A obrigação em questão é a entrega da Declaração Anual do Simples Nacional (DASN-SIMEI), que deve ser feita até o dia 31 de maio. Justamente esse prazo é considerado essencial para manter o CNPJ regular e evitar problemas futuros.
O envio precisa ser realizado por meio do portal Gov.br, sempre dentro do período entre 1º de janeiro e 31 de maio. Em 2026, por exemplo, os dados informados correspondem ao faturamento bruto obtido ao longo de 2025.
Mesmo quem não teve movimentação financeira durante o ano precisa cumprir a exigência normalmente. Nesse caso, é necessário declarar faturamento zerado, o que garante que a situação permaneça regular.
A declaração é gratuita quando enviada dentro do prazo estabelecido, o que facilita o cumprimento da obrigação. No entanto, ela faz parte de um conjunto de responsabilidades, junto com o pagamento mensal da guia DAS.
Quem perder o prazo pode enfrentar multa automática, que varia entre R$ 25 e R$ 60. Além disso, o sistema já gera o boleto para pagamento assim que a declaração é enviada em atraso.

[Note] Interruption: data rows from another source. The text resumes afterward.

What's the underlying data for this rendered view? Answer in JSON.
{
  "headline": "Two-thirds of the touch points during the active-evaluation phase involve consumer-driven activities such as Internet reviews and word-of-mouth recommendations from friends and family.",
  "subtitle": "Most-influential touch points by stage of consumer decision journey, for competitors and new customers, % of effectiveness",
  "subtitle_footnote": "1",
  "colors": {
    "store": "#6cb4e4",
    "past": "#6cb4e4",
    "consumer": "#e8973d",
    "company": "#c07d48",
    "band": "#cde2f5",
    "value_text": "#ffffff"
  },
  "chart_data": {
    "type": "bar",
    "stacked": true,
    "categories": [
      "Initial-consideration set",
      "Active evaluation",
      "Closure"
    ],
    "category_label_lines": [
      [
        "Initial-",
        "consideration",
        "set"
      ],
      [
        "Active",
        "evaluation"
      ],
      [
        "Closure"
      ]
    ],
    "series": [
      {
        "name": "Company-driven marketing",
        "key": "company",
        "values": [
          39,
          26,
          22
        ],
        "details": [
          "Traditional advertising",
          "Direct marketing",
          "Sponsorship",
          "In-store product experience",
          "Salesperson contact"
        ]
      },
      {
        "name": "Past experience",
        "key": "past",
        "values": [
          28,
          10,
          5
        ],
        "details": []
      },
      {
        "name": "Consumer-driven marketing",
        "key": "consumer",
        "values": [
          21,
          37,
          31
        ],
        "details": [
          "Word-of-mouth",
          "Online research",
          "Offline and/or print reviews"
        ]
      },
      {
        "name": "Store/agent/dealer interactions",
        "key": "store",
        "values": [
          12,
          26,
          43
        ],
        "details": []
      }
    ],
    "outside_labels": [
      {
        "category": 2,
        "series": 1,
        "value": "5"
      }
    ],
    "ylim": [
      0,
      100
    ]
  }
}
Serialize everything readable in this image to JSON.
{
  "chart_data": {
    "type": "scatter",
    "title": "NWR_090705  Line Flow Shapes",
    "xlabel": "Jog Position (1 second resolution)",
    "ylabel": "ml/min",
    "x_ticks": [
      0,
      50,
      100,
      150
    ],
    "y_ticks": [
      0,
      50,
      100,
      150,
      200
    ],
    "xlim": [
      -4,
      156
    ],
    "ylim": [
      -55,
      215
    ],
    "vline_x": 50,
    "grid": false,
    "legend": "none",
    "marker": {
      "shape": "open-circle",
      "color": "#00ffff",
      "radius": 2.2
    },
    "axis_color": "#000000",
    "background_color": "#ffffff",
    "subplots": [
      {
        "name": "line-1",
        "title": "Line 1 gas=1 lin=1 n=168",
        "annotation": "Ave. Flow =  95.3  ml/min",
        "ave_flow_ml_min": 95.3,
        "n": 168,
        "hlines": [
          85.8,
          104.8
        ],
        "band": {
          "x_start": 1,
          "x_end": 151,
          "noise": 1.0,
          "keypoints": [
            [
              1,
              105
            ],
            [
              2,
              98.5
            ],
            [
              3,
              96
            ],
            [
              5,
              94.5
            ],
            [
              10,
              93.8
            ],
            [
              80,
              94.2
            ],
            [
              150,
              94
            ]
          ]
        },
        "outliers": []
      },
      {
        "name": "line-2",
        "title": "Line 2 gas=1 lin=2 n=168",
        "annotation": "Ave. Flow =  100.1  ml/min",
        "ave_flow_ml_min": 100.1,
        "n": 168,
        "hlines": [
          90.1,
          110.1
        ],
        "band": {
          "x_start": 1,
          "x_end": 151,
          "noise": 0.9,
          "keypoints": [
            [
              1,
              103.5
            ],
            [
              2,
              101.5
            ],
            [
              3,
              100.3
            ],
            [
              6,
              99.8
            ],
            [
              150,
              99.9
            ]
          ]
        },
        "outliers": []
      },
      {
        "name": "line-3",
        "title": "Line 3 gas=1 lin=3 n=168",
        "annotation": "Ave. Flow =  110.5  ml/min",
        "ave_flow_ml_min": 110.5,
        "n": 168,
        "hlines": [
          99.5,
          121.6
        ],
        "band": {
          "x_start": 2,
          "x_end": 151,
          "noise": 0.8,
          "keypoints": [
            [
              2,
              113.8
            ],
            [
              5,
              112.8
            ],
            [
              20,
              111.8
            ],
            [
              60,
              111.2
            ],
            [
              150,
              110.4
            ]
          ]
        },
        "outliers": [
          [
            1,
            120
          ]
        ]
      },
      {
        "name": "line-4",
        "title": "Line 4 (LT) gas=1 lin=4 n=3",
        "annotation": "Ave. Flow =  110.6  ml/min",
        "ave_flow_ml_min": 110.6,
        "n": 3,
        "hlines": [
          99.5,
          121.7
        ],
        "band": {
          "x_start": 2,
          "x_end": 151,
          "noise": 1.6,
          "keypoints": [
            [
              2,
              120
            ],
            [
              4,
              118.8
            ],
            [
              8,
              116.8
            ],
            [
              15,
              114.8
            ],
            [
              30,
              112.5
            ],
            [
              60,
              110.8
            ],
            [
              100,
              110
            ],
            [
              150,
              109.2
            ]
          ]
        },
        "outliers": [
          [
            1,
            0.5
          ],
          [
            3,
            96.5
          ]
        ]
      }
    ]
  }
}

Atenção ao faturamento e risco de cancelamento
Outro ponto importante envolve o limite de faturamento permitido para o MEI, que é de R$ 81 mil por ano. Já o MEI Caminhoneiro possui um teto maior, chegando a R$ 251,6 mil anuais.
Caso esses valores sejam ultrapassados, o empreendedor deve solicitar o desenquadramento e migrar para microempresa. Até mesmo a falta de envio da declaração por muito tempo, somada à inadimplência, pode levar ao cancelamento do CNPJ.